CHICAGO – Nation of Islam Minister Louis Farrakhan said in an address Sunday celebrating Barack Obama that the new president-elect has a God-given capacity to handle any burdens he'll face as the nation's leader.
Farrakhan added that Obama will be able to make positive changes only with help from "God and people of goodwill," and he urged followers of the Chicago-based black nationalist movement to do their part.
"President-elect Obama has energized all segments of the depressed, downtrodden, rejected and despised," he said in a 90-minute speech at Mosque Maryam on the city's South Side. "Now it is up to us to take the new energy that he has given us ... and channel that energy into making ourselves better."
Dressed in intricately decorated red and gold robes and a matching fez, the once-ailing 75-year-old leader spoke to more than 1,000 followers in an address called "America's New Beginning: President-elect Barack Obama."
Farrakhan, who said Obama draws a "oneness of spirit" from all people, admitted he stayed quiet about his support for Obama during the past few months out of fear his words would harm the Illinois senator's bid for the White House.

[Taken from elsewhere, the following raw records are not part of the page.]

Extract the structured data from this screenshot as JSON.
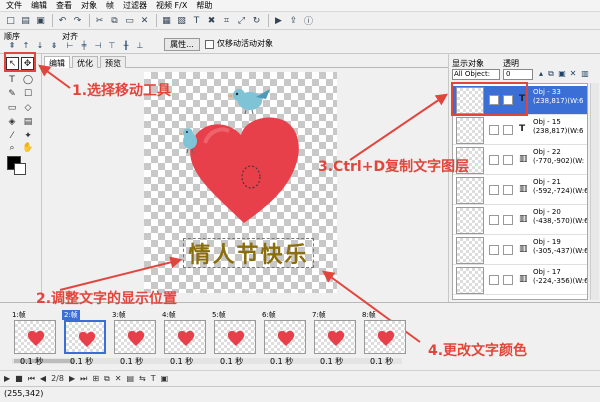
{
  "menu": [
    "文件",
    "编辑",
    "查看",
    "对象",
    "帧",
    "过滤器",
    "视频 F/X",
    "帮助"
  ],
  "order_bar": {
    "order_label": "顺序",
    "arrange_label": "对齐",
    "attr_button": "属性...",
    "only_move_label": "仅移动活动对象"
  },
  "tabs": [
    "编辑",
    "优化",
    "预览"
  ],
  "canvas": {
    "text": "情人节快乐"
  },
  "right_panel": {
    "display_label": "显示对象",
    "transparency_label": "透明",
    "object_filter": "All Object:",
    "transparency_value": "0",
    "objects": [
      {
        "name": "Obj - 33",
        "coords": "(238,817)",
        "mode": "(W:6",
        "type": "T",
        "selected": true
      },
      {
        "name": "Obj - 15",
        "coords": "(238,817)",
        "mode": "(W:6",
        "type": "T",
        "selected": false
      },
      {
        "name": "Obj - 22",
        "coords": "(-770,-902)",
        "mode": "(W:",
        "type": "▥",
        "selected": false
      },
      {
        "name": "Obj - 21",
        "coords": "(-592,-724)",
        "mode": "(W:6",
        "type": "▥",
        "selected": false
      },
      {
        "name": "Obj - 20",
        "coords": "(-438,-570)",
        "mode": "(W:6",
        "type": "▥",
        "selected": false
      },
      {
        "name": "Obj - 19",
        "coords": "(-305,-437)",
        "mode": "(W:6",
        "type": "▥",
        "selected": false
      },
      {
        "name": "Obj - 17",
        "coords": "(-224,-356)",
        "mode": "(W:6",
        "type": "▥",
        "selected": false
      }
    ]
  },
  "frames": [
    {
      "label": "1:帧",
      "time": "0.1 秒",
      "selected": false
    },
    {
      "label": "2:帧",
      "time": "0.1 秒",
      "selected": true
    },
    {
      "label": "3:帧",
      "time": "0.1 秒",
      "selected": false
    },
    {
      "label": "4:帧",
      "time": "0.1 秒",
      "selected": false
    },
    {
      "label": "5:帧",
      "time": "0.1 秒",
      "selected": false
    },
    {
      "label": "6:帧",
      "time": "0.1 秒",
      "selected": false
    },
    {
      "label": "7:帧",
      "time": "0.1 秒",
      "selected": false
    },
    {
      "label": "8:帧",
      "time": "0.1 秒",
      "selected": false
    }
  ],
  "bottom": {
    "frame_counter": "2/8"
  },
  "status": {
    "coords": "(255,342)"
  },
  "annotations": {
    "step1": "1.选择移动工具",
    "step2": "2.调整文字的显示位置",
    "step3": "3.Ctrl+D复制文字图层",
    "step4": "4.更改文字颜色"
  },
  "colors": {
    "annotation_red": "#e2453c",
    "heart_red": "#e8404a",
    "text_gold": "#8a6d0c",
    "selection_blue": "#3b6fd6"
  }
}
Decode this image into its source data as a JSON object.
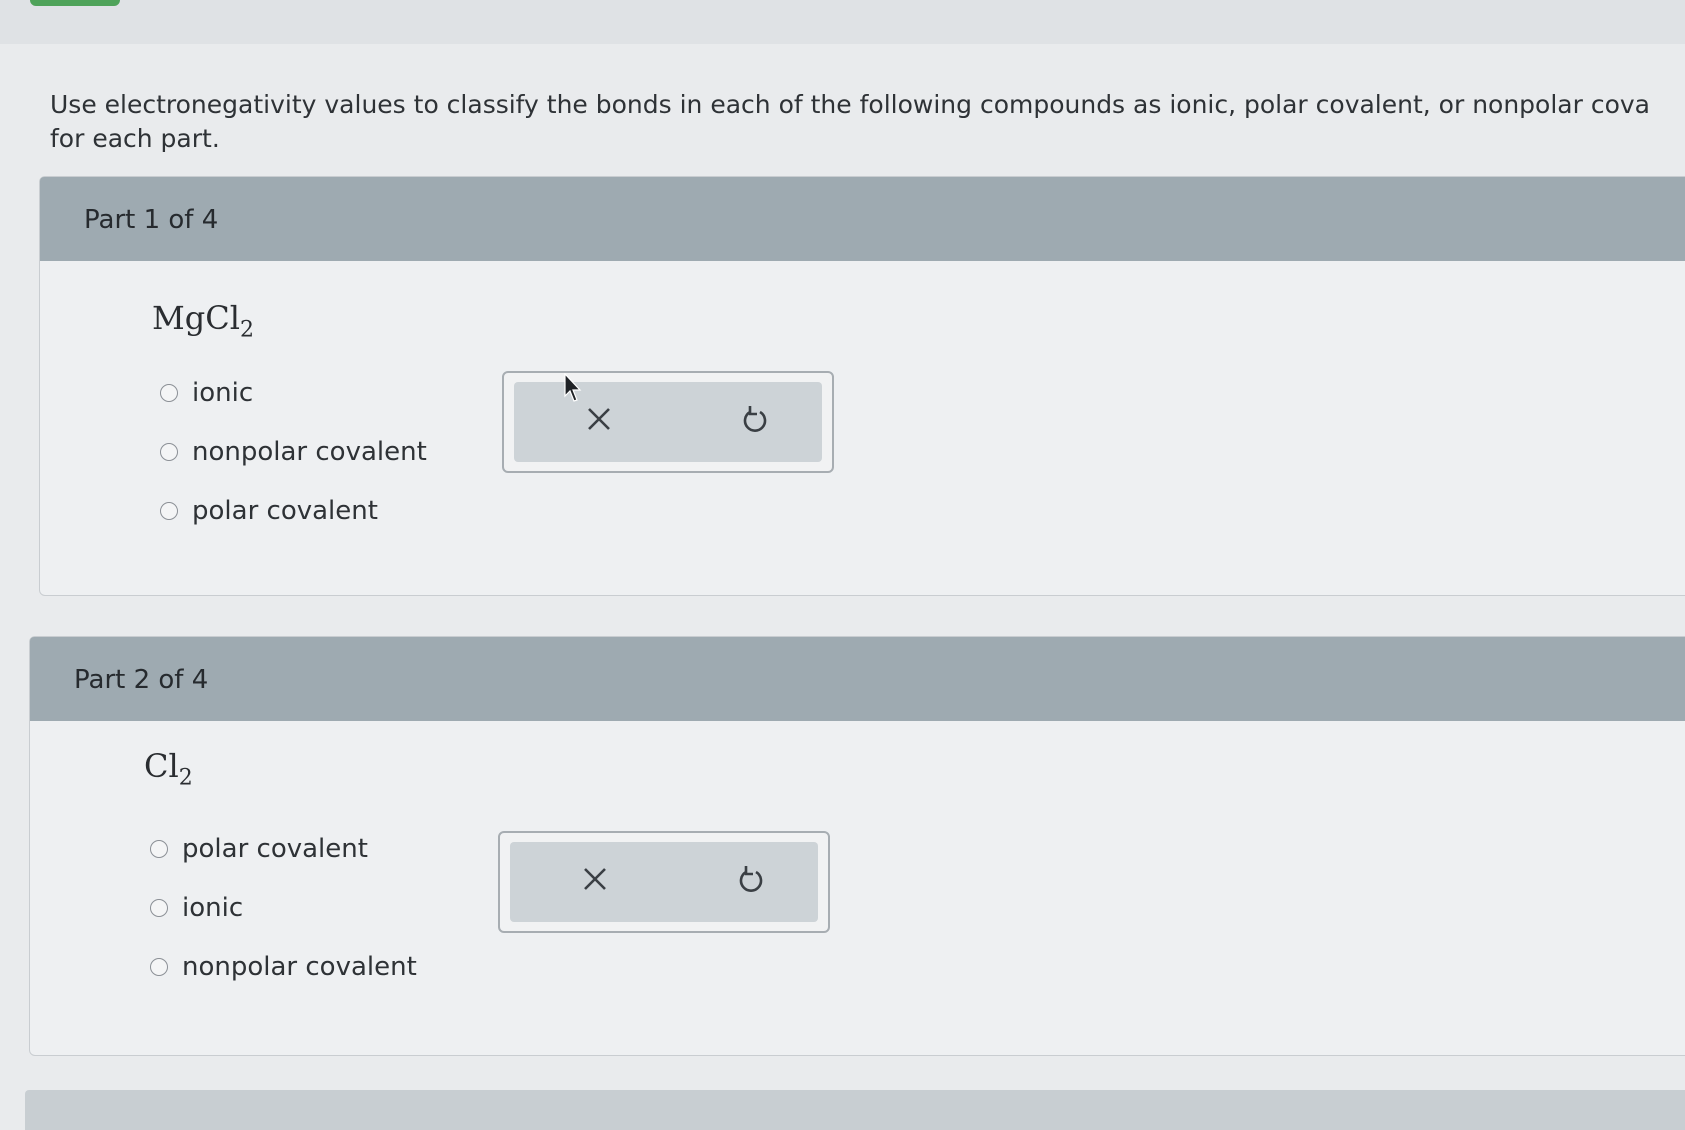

In February, Farrakhan praised Obama, calling him "the hope of the entire world that America will change and be made better" at a Saviours' Day event in Chicago.
But Obama quickly distanced himself from Farrakhan, denouncing the minister's support during a presidential debate with then-Democratic rival Sen. Hillary Rodham Clinton. Obama said he objected to Farrakhan's past statements about Judaism, which many have considered anti-Semitic. Nation of Islam officials have said Farrakhan's comments are often taken out of context.
On Sunday, Farrakhan said Obama faced unfair scrutiny for his associations with the Rev. Jeremiah Wright, Obama's former pastor, who was shown making fiery statements about the U.S. government in widely circulated video clips. Obama was also criticized because of the Rev. Michael Pfleger, a Chicago priest who mocked Clinton at Wright and Obama's former church, Trinity United Church of Christ.
"For nine months, I kept quiet because I saw that the good words that I spoke about this beautiful young man at our Saviours' Day convention and the way they were misused," Farrakhan said of Obama. "I decided it would be better for me to just be quiet rather than be drawn into the controversy that was swirling around his pastor, Father Pfleger, and others."
Farrakhan then added with a smile, "I feel freer today to say the things that are in my heart."
He thanked black leaders including the Revs. Jesse Jackson and Al Sharpton, for laying the foundation for Obama's victory, which he called Divine.
The Nation of Islam has espoused black nationalism and self-reliance since it was founded in the 1930s, but has reached out more lately to other groups, including immigrants.
Farrakhan has haltingly tried to move the Nation toward traditional Islam, which considers the American movement heretical.
He has also downplayed some of the group's more controversial beliefs. The Nation of Islam has taught that whites are descended from the devil and that blacks are the chosen people of Allah.